Brian Roehrkasse, a spokesman for the Department of Homeland Security, said that agency officials had not seen the Congressional report but that they continued to believe the color-coded alerts were valuable.

''The color-coded system indicates the U.S. intelligence community's best assessment of the collective threat against this nation,'' Mr. Roehrkasse said, adding that the department was trying to provide more detailed threat information to the public and had begun ''a process of working with our state partners, mayors and private sector partners, inviting them to provide feedback on how the system is working for them.''
Hmm, Brian Roehrkasse…why does that name sound familiar?

Oh, I know now; it’s because he spread lies and distortions every chance he could while working for a variety of Bushco agencies, including the Office of Public Affairs at the Department of Transportation, DHS, and (perhaps most infamously) the Justice Department – his tenure there is duly noted here by Scott Horton of Harper’s Magazine.

The August 2003 Times story also tells us that Dem Sen. Frank Lautenberg of New Jersey said that “The system may be doing more harm than good. If the Department of Homeland Security doesn't revamp this system, Congress may have to do it for them.”

And apparently, the Repug 109th Congress tried to do that (shocking, I know); this tells us that majority party Rep. Christopher Cox of California sponsored H.R. 1817, the Department of Homeland Security Authorization Act for Fiscal Year 2006 (more here - Cox was the chair of the House Committee on Homeland Security), which (among other things) would have ensured better information-sharing on what constituted one type of alert versus another (the bill passed out of the House but died in the Senate – for such a detailed piece of legislation, it’s surprising that it was put together by a guy who went on to become a pretty sucky SEC chairman).

(I should also note that HSAS was instituted by the first Homeland Security Secretary, former PA governor Tom Ridge, who – surprise, surprise! – told us how it was abused by his “betters” here; the system also prompted this thoroughly comic response from Cox’s Dem successor as Homeland Security Chairman, Bennie Thompson by name, to a rather stunning moment of idiocy from Ridge’s successor Mike “City Of Louisiana” Chertoff.)
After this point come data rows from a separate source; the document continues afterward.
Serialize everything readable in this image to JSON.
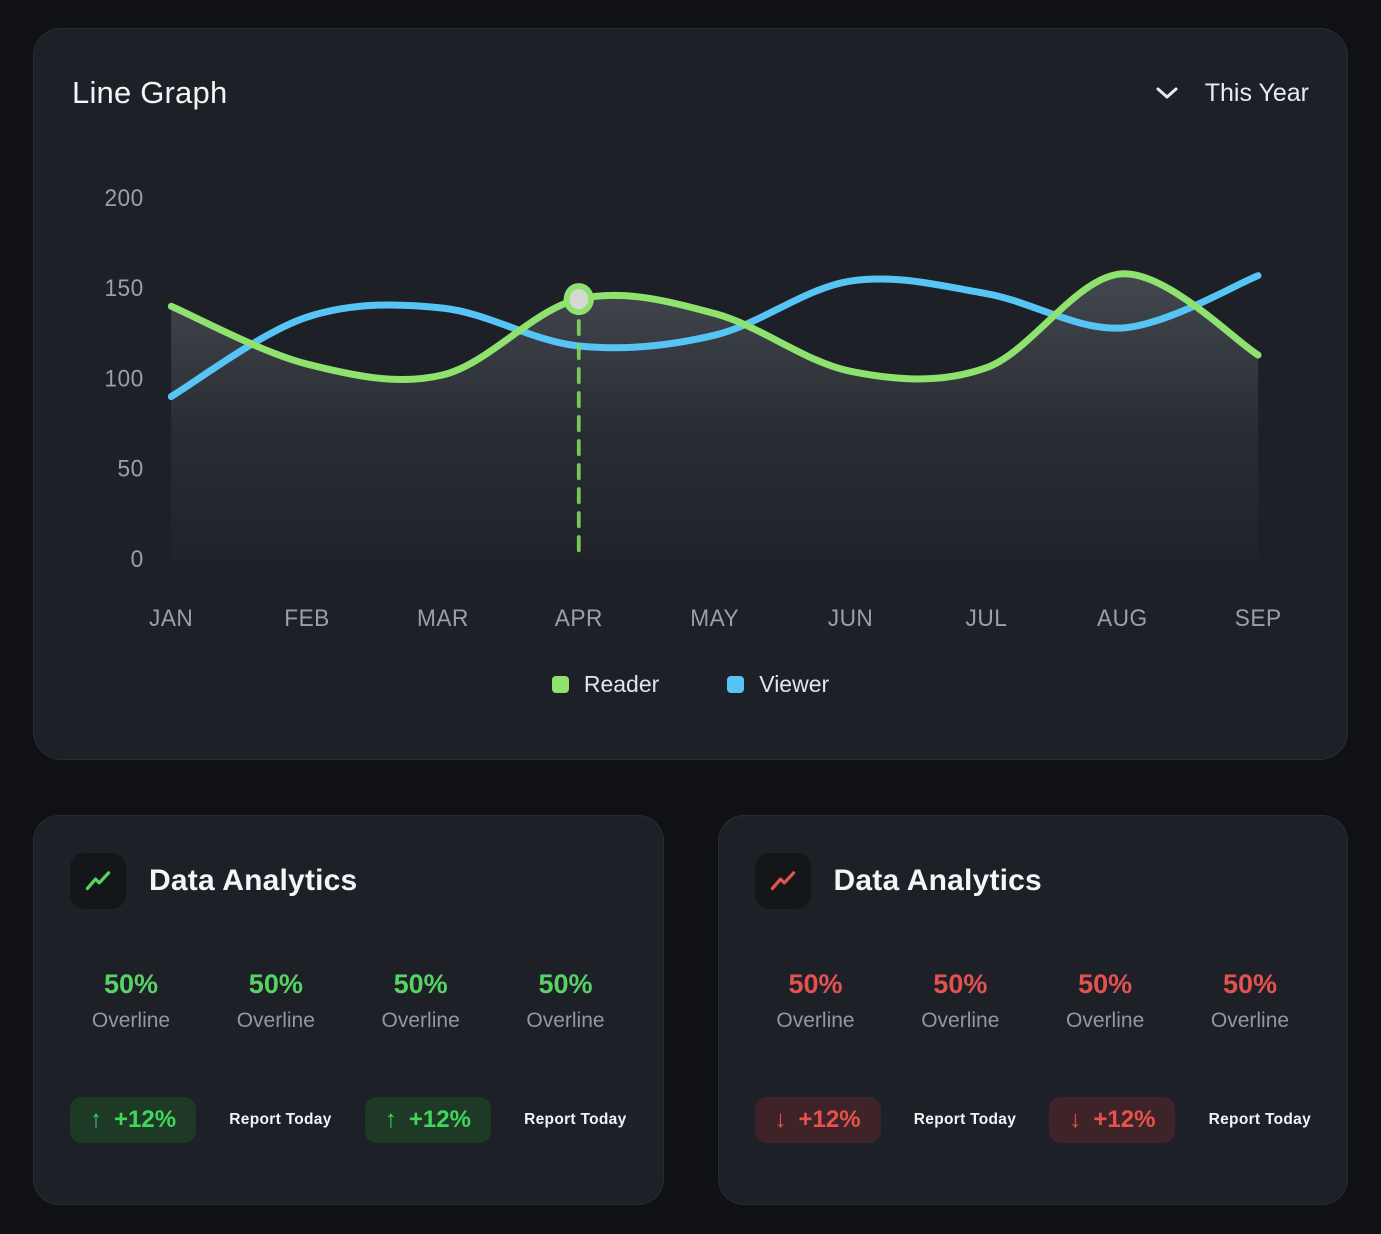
{
  "line_graph_card": {
    "title": "Line Graph",
    "period_selector": {
      "label": "This Year"
    },
    "chart_data": {
      "type": "line",
      "categories": [
        "JAN",
        "FEB",
        "MAR",
        "APR",
        "MAY",
        "JUN",
        "JUL",
        "AUG",
        "SEP"
      ],
      "series": [
        {
          "name": "Reader",
          "color": "#8fe26e",
          "values": [
            140,
            108,
            102,
            144,
            136,
            104,
            106,
            158,
            113
          ]
        },
        {
          "name": "Viewer",
          "color": "#56c5f6",
          "values": [
            90,
            134,
            139,
            118,
            124,
            154,
            147,
            128,
            157
          ]
        }
      ],
      "highlight": {
        "series": "Reader",
        "category": "APR",
        "value": 144
      },
      "yticks": [
        0,
        50,
        100,
        150,
        200
      ],
      "ylim": [
        0,
        200
      ],
      "grid": false,
      "legend_position": "bottom",
      "area_fill_under": "Reader"
    }
  },
  "analytics_cards": [
    {
      "title": "Data Analytics",
      "accent_color": "#56d364",
      "badge_bg": "#1e3a26",
      "badge_color": "#3fd75c",
      "icon": "trend-line-up-icon",
      "stats": [
        {
          "value": "50%",
          "label": "Overline"
        },
        {
          "value": "50%",
          "label": "Overline"
        },
        {
          "value": "50%",
          "label": "Overline"
        },
        {
          "value": "50%",
          "label": "Overline"
        }
      ],
      "badge1": {
        "arrow": "↑",
        "label": "+12%"
      },
      "report1": "Report Today",
      "badge2": {
        "arrow": "↑",
        "label": "+12%"
      },
      "report2": "Report Today"
    },
    {
      "title": "Data Analytics",
      "accent_color": "#e35150",
      "badge_bg": "#3e2428",
      "badge_color": "#e8514d",
      "icon": "trend-line-down-icon",
      "stats": [
        {
          "value": "50%",
          "label": "Overline"
        },
        {
          "value": "50%",
          "label": "Overline"
        },
        {
          "value": "50%",
          "label": "Overline"
        },
        {
          "value": "50%",
          "label": "Overline"
        }
      ],
      "badge1": {
        "arrow": "↓",
        "label": "+12%"
      },
      "report1": "Report Today",
      "badge2": {
        "arrow": "↓",
        "label": "+12%"
      },
      "report2": "Report Today"
    }
  ]
}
Actually, how about this – maybe our politicians should, from time to time, remind us all to be vigilant and alert to any possible occurrences or activities that seem out of character in our homes, neighborhoods, or workplaces involving our family, friends or neighbors, and contact law enforcement the first time we witness anything of that nature, OK? Not intruding on anyone’s space or anything like that, but just using common sense.

Whether it’s a “yellow,” “blue” or “red” day, the threats remain constant regardless. As does our duty to act as intelligent adults (and thus serve as an example for any nitwit politician looking to abuse our fears and cultivate our stupidity…a lot fewer of them now than before last November 4th, though).